Erreichen des nachhaltigen Entwicklungsziels, den Hunger zu beenden, ist in Gefahr

Gemeinsamer Bericht von FAO, IFAD, UNICEF, WFP und WHO

Laut dem heute veröffentlichten UN-Report „Die Situation der Nahrungssicherheit und Ernährung in der Welt” leiden immer mehr Menschen weltweit an Hunger. Die Zahl chronisch unterernährter Menschen ist in den letzten fünf Jahren um mehrere zehn Millionen angestiegen. Gleichzeitig ist die Bevölkerung von Ländern rund um die Welt von unterschiedlichen Formen von Mangelernährung betroffen.

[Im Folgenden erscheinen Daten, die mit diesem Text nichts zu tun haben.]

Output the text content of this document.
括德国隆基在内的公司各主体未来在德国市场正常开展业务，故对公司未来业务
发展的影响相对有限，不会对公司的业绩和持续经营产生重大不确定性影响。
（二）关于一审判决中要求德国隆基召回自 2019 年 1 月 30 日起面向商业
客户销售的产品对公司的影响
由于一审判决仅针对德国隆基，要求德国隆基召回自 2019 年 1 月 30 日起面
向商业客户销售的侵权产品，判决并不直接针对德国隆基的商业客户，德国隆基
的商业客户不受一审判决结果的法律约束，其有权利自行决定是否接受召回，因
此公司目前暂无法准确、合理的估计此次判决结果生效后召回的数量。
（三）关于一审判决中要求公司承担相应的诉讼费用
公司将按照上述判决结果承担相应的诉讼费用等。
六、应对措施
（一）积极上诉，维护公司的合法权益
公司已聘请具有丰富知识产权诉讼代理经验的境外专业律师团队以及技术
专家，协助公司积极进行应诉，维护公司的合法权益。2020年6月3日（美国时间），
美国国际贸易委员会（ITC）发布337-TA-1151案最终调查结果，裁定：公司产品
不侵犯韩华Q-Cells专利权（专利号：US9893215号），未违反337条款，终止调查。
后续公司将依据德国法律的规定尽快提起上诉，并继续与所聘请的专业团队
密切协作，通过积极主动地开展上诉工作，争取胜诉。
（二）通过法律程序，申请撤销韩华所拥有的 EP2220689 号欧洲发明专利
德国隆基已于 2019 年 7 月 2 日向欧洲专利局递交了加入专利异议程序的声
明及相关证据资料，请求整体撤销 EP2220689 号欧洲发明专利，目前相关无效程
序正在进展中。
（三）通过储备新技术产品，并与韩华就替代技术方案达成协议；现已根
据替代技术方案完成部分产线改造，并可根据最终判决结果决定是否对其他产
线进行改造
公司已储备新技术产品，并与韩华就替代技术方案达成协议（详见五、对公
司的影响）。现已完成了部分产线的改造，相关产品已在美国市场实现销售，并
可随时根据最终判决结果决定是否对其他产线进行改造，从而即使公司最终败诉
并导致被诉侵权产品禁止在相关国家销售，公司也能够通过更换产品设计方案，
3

Dies gefährdet das Ziel, bis 2030 den Hunger auf der Welt zu beenden.

Kinder sitzen in einer Reihe und essen Reis von ihren Tellern.
© UNICEF/UN0322031/Kolari

Laut dem jährlich veröffentlichten Bericht litten 2019 rund 690 Millionen Menschen an Hunger. Damit ist die Zahl der hungernden Menschen im Vergleich zum Vorjahr um zehn Millionen gestiegen, innerhalb der letzten fünf Jahren hat sie sich um 60 Millionen erhöht. Hohe Nahrungsmittelpreise erschweren für Milliarden von Menschen eine gesunde und nahrhafte Ernährung. Die meisten unterernährten Menschen leben in Asien. Am stärksten angestiegen ist die Zahl der an Hunger leidenden Menschen allerdings auf dem afrikanischen Kontinent. Aufgrund der Covid-19-Pandemie könnte die Zahl der Menschen, die chronisch an Hunger leiden, bis Ende 2020 um weitere 130 Millionen ansteigen.

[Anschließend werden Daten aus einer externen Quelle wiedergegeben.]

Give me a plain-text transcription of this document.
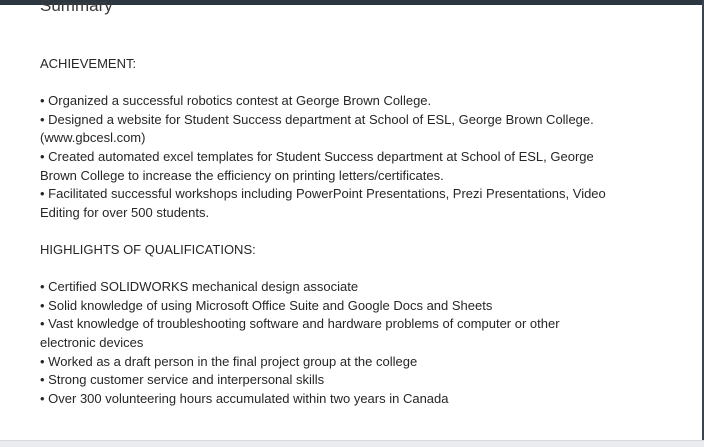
Summary

ACHIEVEMENT:

• Organized a successful robotics contest at George Brown College.

• Designed a website for Student Success department at School of ESL, George Brown College.

(www.gbcesl.com)

• Created automated excel templates for Student Success department at School of ESL, George

Brown College to increase the efficiency on printing letters/certificates.

• Facilitated successful workshops including PowerPoint Presentations, Prezi Presentations, Video

Editing for over 500 students.

HIGHLIGHTS OF QUALIFICATIONS:

• Certified SOLIDWORKS mechanical design associate

• Solid knowledge of using Microsoft Office Suite and Google Docs and Sheets

• Vast knowledge of troubleshooting software and hardware problems of computer or other

electronic devices

• Worked as a draft person in the final project group at the college

• Strong customer service and interpersonal skills

• Over 300 volunteering hours accumulated within two years in Canada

„Fünf Jahre nachdem sich die Weltgemeinschaft dazu verpflichtet hat, Hunger, Ernährungsunsicherheit und alle Formen der Mangelernährung zu beenden, sind wir immer noch weit davon entfernt, dieses Ziel bis 2030 zu erreichen“, warnen die Leiter der UN-Organisation für Nahrung und Landwirtschaft (FAO), des Internationalen Fonds für landwirtschaftliche Entwicklung (IFAD), des UN-Kinderhilfswerks UNICEF, des Welternährungsprogramms (WFP) und der Weltgesundheitsorganisation (WHO) in ihrem gemeinsamen Vorwort zu dem Report.

Erläuterungen zu den Zahlen

Die Aktualisierung entscheidender Daten für China und andere bevölkerungsreiche Länder hat dazu geführt, dass die Zahl der unterernährten Menschen im diesjährigen Bericht auf 690 Millionen gesunken ist. Doch die Analyse aller Daten seit Beginn der Reportserie im Jahr 2000 bestätigt einen Trend: Bis 2014 ging die Zahl der chronisch unterernährten Menschen stetig zurück, seitdem steigt sie wieder langsam.

Die meisten unterernährten Menschen leben in Asien (381 Millionen), gefolgt von Afrika (250 Millionen). In Lateinamerika und der Karibik sind 48 Millionen Menschen unterernährt. Die weltweite Prävalenz von Unterernährung ist in den letzten Jahren konstant geblieben und beläuft sich auf 8,9 Prozent. Die absolute Zahl der Hunger leidenden Menschen steigt jedoch seit 2014. Das heißt, dass der Hunger in den letzten fünf Jahren mit dem Bevölkerungswachstum zugenommen hat.

Dabei gibt es große regionale Unterschiede: Prozentual gesehen ist Afrika mit 19,1 Prozent unterernährter Menschen die am härtesten betroffene Region – Tendenz weiter steigend. In Asien beträgt der Anteil der unterernährten Menschen 8,3 Prozent und in Lateinamerika und der Karibik 7,4 Prozent. Nach derzeitigen Trends wird bis 2030 mehr als die Hälfte der chronisch an Hunger leidenden Menschen weltweit in Afrika leben.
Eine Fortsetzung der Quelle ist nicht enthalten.